Pour un CEO, la question est celle de la capacité à accélérer l’exécution et redéfinir les leviers de croissance. Pour un CIO ou CTO, c’est la plateforme capable de rendre cette couche fiable, connectée et gouvernable. Pour un COO, c’est déjà le redesign opérationnel. Les cloud providers l’ont compris : ils ne vendent plus de l’IA comme un service, ils construisent des couches d’intelligence organisationnelle intégrées à la plateforme de travail. Ce n’est pas une mise à jour produit, c’est un changement de paradigme. Ce que je constate: les organisations qui avancent le plus vite ne sont pas celles qui ont le plus d’agents. Ce sont celles qui ont compris que l’agentique est un sujet de plateforme avant d’être un sujet de modèle.

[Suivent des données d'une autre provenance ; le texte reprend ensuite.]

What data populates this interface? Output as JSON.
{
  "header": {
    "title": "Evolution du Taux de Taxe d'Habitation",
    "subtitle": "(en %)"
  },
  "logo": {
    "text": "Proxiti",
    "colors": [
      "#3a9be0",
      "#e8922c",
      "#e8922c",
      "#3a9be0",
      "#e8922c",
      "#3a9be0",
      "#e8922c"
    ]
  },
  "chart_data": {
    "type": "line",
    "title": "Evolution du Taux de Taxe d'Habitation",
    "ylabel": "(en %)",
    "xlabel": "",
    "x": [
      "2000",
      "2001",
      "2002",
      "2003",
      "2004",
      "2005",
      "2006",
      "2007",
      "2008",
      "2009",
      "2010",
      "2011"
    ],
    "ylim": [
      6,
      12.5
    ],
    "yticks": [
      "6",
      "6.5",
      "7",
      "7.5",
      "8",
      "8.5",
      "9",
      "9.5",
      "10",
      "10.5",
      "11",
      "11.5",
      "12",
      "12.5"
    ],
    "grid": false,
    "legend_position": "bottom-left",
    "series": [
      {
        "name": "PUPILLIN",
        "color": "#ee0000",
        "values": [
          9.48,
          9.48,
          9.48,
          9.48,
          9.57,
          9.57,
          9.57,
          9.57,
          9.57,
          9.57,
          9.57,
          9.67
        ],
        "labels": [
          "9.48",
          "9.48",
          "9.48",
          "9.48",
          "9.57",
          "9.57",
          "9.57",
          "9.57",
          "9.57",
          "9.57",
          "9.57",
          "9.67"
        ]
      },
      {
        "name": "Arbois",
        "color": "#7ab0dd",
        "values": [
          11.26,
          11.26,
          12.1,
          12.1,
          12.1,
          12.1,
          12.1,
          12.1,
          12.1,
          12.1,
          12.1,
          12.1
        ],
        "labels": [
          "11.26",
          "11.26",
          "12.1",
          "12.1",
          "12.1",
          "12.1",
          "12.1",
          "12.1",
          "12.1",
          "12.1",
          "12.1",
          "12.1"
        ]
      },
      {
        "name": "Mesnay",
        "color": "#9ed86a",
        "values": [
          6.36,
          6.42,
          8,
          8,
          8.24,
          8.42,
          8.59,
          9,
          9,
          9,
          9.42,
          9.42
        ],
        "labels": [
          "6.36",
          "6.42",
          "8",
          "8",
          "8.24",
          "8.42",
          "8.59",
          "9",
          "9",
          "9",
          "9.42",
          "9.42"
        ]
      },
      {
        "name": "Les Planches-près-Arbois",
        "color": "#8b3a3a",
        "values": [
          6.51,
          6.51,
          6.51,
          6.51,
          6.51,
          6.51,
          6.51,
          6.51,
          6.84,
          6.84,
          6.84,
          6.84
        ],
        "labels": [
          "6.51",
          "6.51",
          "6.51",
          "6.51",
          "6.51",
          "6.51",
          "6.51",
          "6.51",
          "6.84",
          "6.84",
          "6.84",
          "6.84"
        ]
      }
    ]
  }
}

Ce que révèle l’écart entre les Frontier firms et les autres

Microsoft a défini le concept de Frontier firm pour désigner les organisations qui combinent adoption GenAI et agentique à l’échelle, monétisation et responsible AI de manière intégrée (pas les plus grandes, ni les plus dépensières). Celles qui ont construit un système cohérent. Les données sont éloquentes : ces organisations affichent un ROI de 2,84x sur leurs investissements IA, contre 0,84x pour les retardataires. L’écart ne tient pas à la sophistication des modèles, il tient à la capacité à intégrer l’IA dans les processus réels, à la gouverner et à la scaler. C’est précisément ce que cette série de 7 articles va explorer : comment passer du pilote agentique à la Frontier firm? Pourquoi le sujet devient stratégique ? Qui doit le porter au sein du comex ? Comment identifier la bonne mission et repenser les processus en design natif agent? Sur quelle architecture industrialiser? Comment transformer données et gouvernance en confiance opérationnelle? Pourquoi le vrai sujet n’est pas l’automatisation mais le redesign du travail? Qu’est ce qui sépare concrètement une entreprise qui a des agents d’une Frontier firm ? 7 sujets liés pour 1 seul objectif : transformer la curiosité du hype en avantage structurel.

La vraie rupture à saisir

Les plateformes agentiques vont devenir ce que le cloud a été à la décennie précédente, non pas un sujet technologique de plus mais une fondation structurante. Elles vont redéfinir ce qui peut être délégué, supervisé, accéléré et repensé à l’échelle. Le vrai débat n’est plus de savoir s’il faut expérimenter. Il est de savoir quelle infrastructure d’entreprise construire pour transformer ces capacités en avantage durable. L’écart entre ceux qui investissent dans des fondations solides et ceux qui restent en mode pilote va croitre chaque trimestre. Nous ne sommes plus au stade du « Proof of concept » mais plutôt de « Proof of trajectory ».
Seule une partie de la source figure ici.